Uma interpretação não pode tornar uma obra de arte superior se trata grande parte do texto como irrelevante, ou boa parte dos incidentes como acidentes, ou boa parte do tropo ou estilo como desarticulado e respondendo apenas a padrões autônomos das belas-artes.[29]

Mas ao apresentar essa tese, já teve em mente a possibilidade de objeções a serem levantadas por seus críticos. O que se pode considerar como integridade? Qual forma de unidade pode ser desejável?

Para tais perguntas diversas escolas de interpretação se levantarão. O problema é que tais escolas se prendem mais a aspectos quase formais da arte, do que à função e ao propósito da arte compreendida de uma maneira mais ampla. E por isso, será defendida uma ideia de matriz essencialmente gadameriana no sentido de que toda teoria da arte não pode existir desconectada de uma teoria filosófica (ou sociológica, psicológica ou cosmológica, dependendo do caso). O fato é que tais supostos moldarão o olhar daquele que lê, em razão dos seus preconceitos.[30]Um exemplo fornecido pelo texto mostra bem isso: alguém que parte do ponto de vista religioso provavelmente terá uma teoria da arte diferente de outra pessoa que a rejeite, fazendo com que cada uma enxergue a mesma obra, porém, com olhos diferentes. Mas também é problemático supor que todas essas teorias de fundo têm uma compreensão desenvolvida e se alinham conscientemente a uma escola da interpretação, pois a literatura se mostra valiosa em múltiplos sentidos, não podendo ficar presa a uma única função ou propósito.

Na minha opinião, os melhores críticos negam que a literatura tenha uma única função ou propósito.

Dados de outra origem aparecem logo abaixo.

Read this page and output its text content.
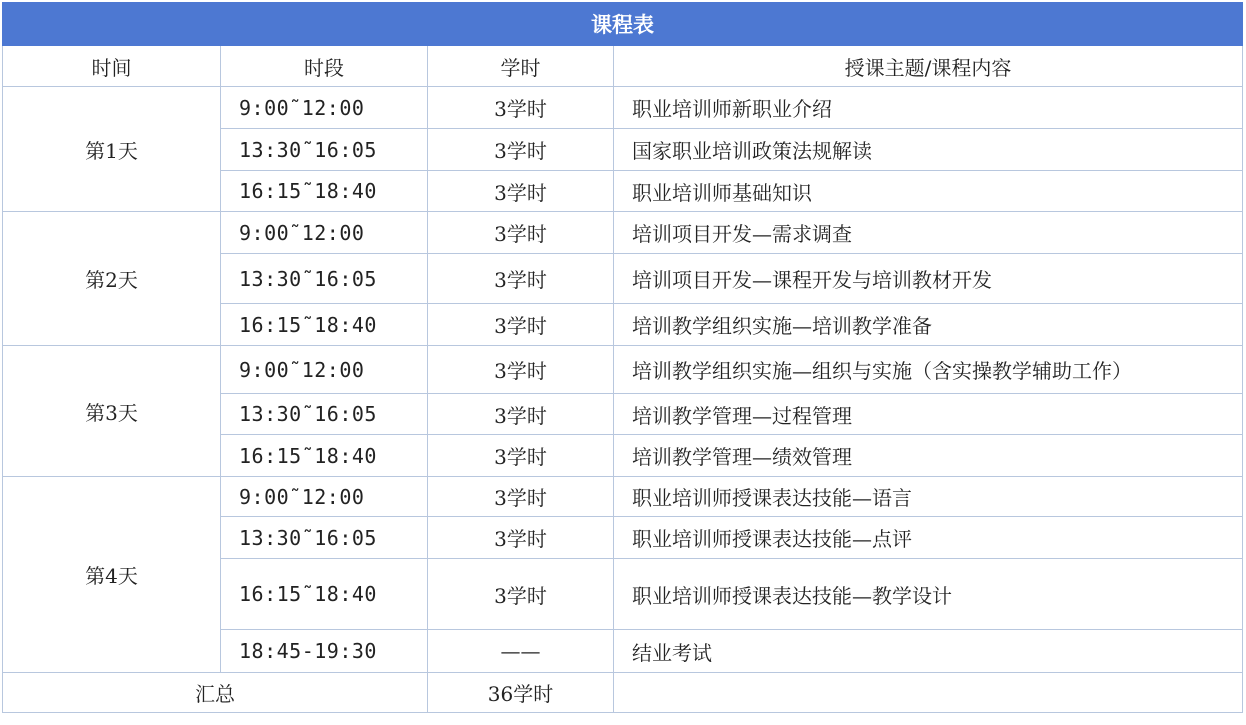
课程表			
时间	时段	学时	授课主题/课程内容
第1天	9:00˜12:00	3学时	职业培训师新职业介绍
	13:30˜16:05	3学时	国家职业培训政策法规解读
	16:15˜18:40	3学时	职业培训师基础知识
第2天	9:00˜12:00	3学时	培训项目开发—需求调查
	13:30˜16:05	3学时	培训项目开发—课程开发与培训教材开发
	16:15˜18:40	3学时	培训教学组织实施—培训教学准备
第3天	9:00˜12:00	3学时	培训教学组织实施—组织与实施（含实操教学辅助工作）
	13:30˜16:05	3学时	培训教学管理—过程管理
	16:15˜18:40	3学时	培训教学管理—绩效管理
第4天	9:00˜12:00	3学时	职业培训师授课表达技能—语言
	13:30˜16:05	3学时	职业培训师授课表达技能—点评
	16:15˜18:40	3学时	职业培训师授课表达技能—教学设计
	18:45-19:30	——	结业考试
汇总		36学时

Um romance ou peça podem ser valiosos em inúmeros sentidos, alguns dos quais descobrimos lendo, olhando ou escutando, não mediante uma reflexão abstrata de como deve ser e para que deve servir a boa arte.[31]

Mesmo assim, pode-se adiantar uma crítica que pode ser feita à teoria estética no sentido de ser ela trivial. Por isso, diferentes teorias de arte são frutos de distintas teorias da interpretação.

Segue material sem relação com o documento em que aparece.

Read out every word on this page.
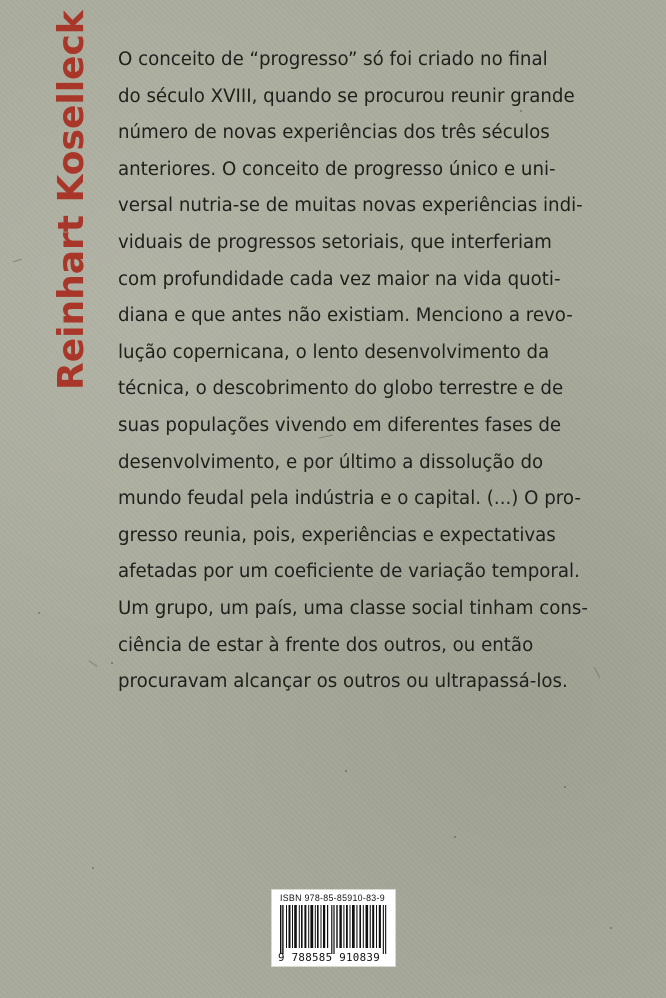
Reinhart Koselleck O conceito de “progresso” só foi criado no final
do século XVIII, quando se procurou reunir grande
número de novas experiências dos três séculos
anteriores. O conceito de progresso único e uni-
versal nutria-se de muitas novas experiências indi-
viduais de progressos setoriais, que interferiam
com profundidade cada vez maior na vida quoti-
diana e que antes não existiam. Menciono a revo-
lução copernicana, o lento desenvolvimento da
técnica, o descobrimento do globo terrestre e de
suas populações vivendo em diferentes fases de
desenvolvimento, e por último a dissolução do
mundo feudal pela indústria e o capital. (...) O pro-
gresso reunia, pois, experiências e expectativas
afetadas por um coeficiente de variação temporal.
Um grupo, um país, uma classe social tinham cons-
ciência de estar à frente dos outros, ou então
procuravam alcançar os outros ou ultrapassá-los.
ISBN 978-85-85910-83-9
9 788585 910839
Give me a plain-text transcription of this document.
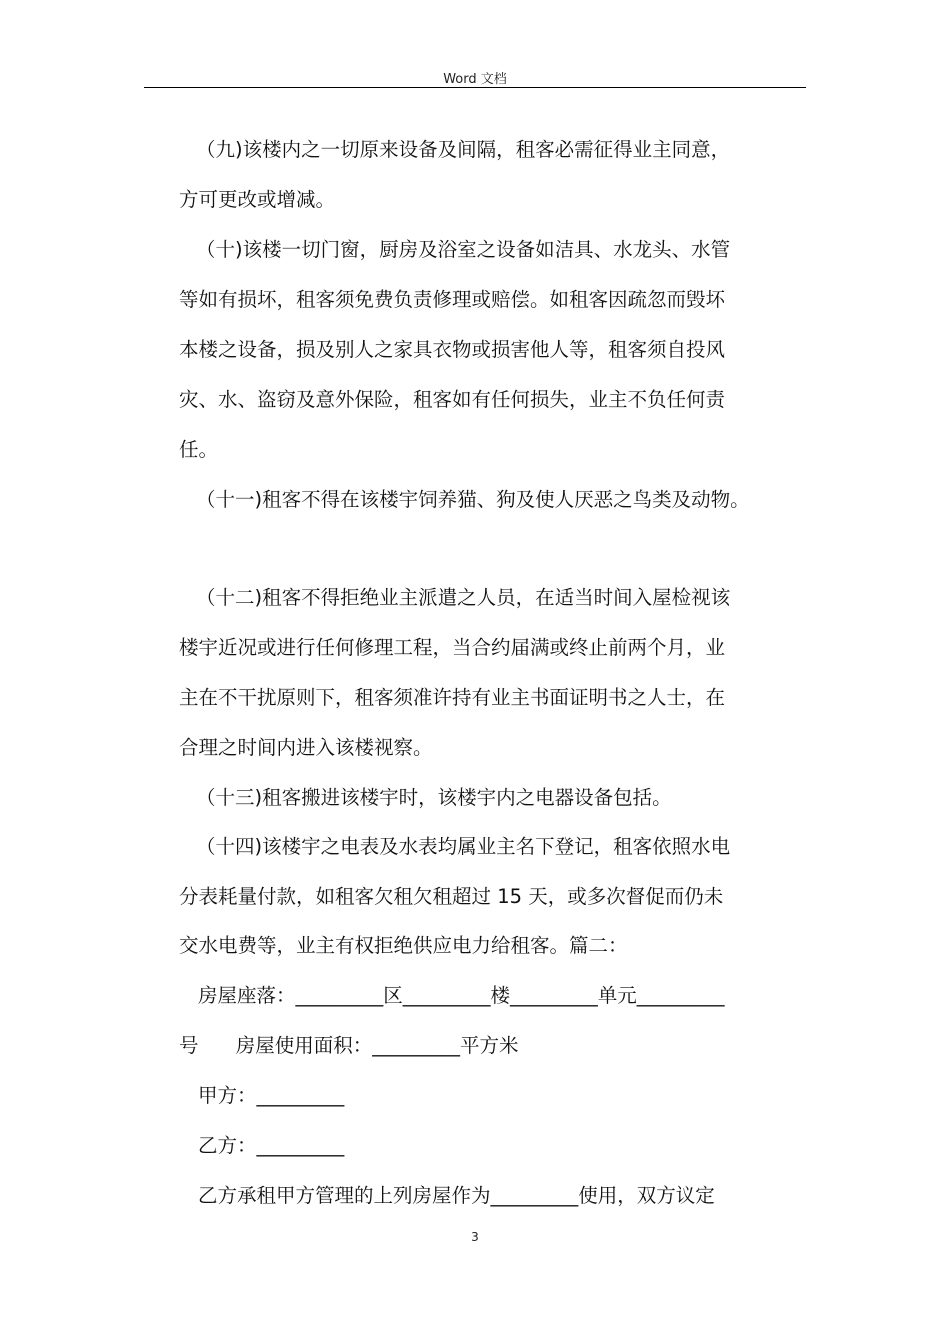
Word 文档
（九)该楼内之一切原来设备及间隔，租客必需征得业主同意，
方可更改或增减。
（十)该楼一切门窗，厨房及浴室之设备如洁具、水龙头、水管
等如有损坏，租客须免费负责修理或赔偿。如租客因疏忽而毁坏
本楼之设备，损及别人之家具衣物或损害他人等，租客须自投风
灾、水、盗窃及意外保险，租客如有任何损失，业主不负任何责
任。
（十一)租客不得在该楼宇饲养猫、狗及使人厌恶之鸟类及动物。
（十二)租客不得拒绝业主派遣之人员，在适当时间入屋检视该
楼宇近况或进行任何修理工程，当合约届满或终止前两个月，业
主在不干扰原则下，租客须准许持有业主书面证明书之人士，在
合理之时间内进入该楼视察。
（十三)租客搬进该楼宇时，该楼宇内之电器设备包括。
（十四)该楼宇之电表及水表均属业主名下登记，租客依照水电
分表耗量付款，如租客欠租欠租超过 15 天，或多次督促而仍未
交水电费等，业主有权拒绝供应电力给租客。篇二：
房屋座落：_________区_________楼_________单元_________
号      房屋使用面积：_________平方米
甲方：_________
乙方：_________
乙方承租甲方管理的上列房屋作为_________使用，双方议定
3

Como as opiniões das pessoas sobre o que constitui a boa arte são inerentemente subjetivas, a hipótese estética abandona a esperança de resgatar a objetividade na interpretação, exceto, talvez, entre os que sustentam a mesma teoria da arte, o que não é muito útil.[32]

Assim, tanto as concepções formais como as opiniões normativas do que seja uma boa arte, mostram-se presentes no julgamento de uma determinada leitura, fazendo com que ela possa ser melhor ou pior que outra. Mas ainda assim, uma objeção pode ser posta: não seria trivial uma teoria da arte? Isto é: diferentes teorias sobre a interpretação existirem por não existem diferentes teoria sobre a arte? Dessa forma, verificar-se-ia um fracasso na pretensão de objetividade de hipótese estética. Mas tal conclusão seria um pouco apressada. Esse ponto de vista compreende as teorias acadêmicas de interpretação como análises da própria ideia de interpretação, de modo que deixa de vê-las como possíveis melhores respostas para uma questão substantiva que é posta pela interpretação. O que se quer, então, afirmar é que partindo dessas premissas desaparecem os muros que separam uma teoria da interpretação de uma determinada interpretação. Isto é:

Não há mais uma distinção categórica entre a interpretação, concebida como algo que revela o real significado de uma obra de arte, e a crítica, concebida como avaliação de seu sucesso ou importância. Ainda resta uma distinção, pois sempre existe uma diferença entre dizer quão boa pode se tornar uma obra e dizer quão boa ela é. Mas convicções valorativas sobre a arte figuram em ambos os julgamentos.[33]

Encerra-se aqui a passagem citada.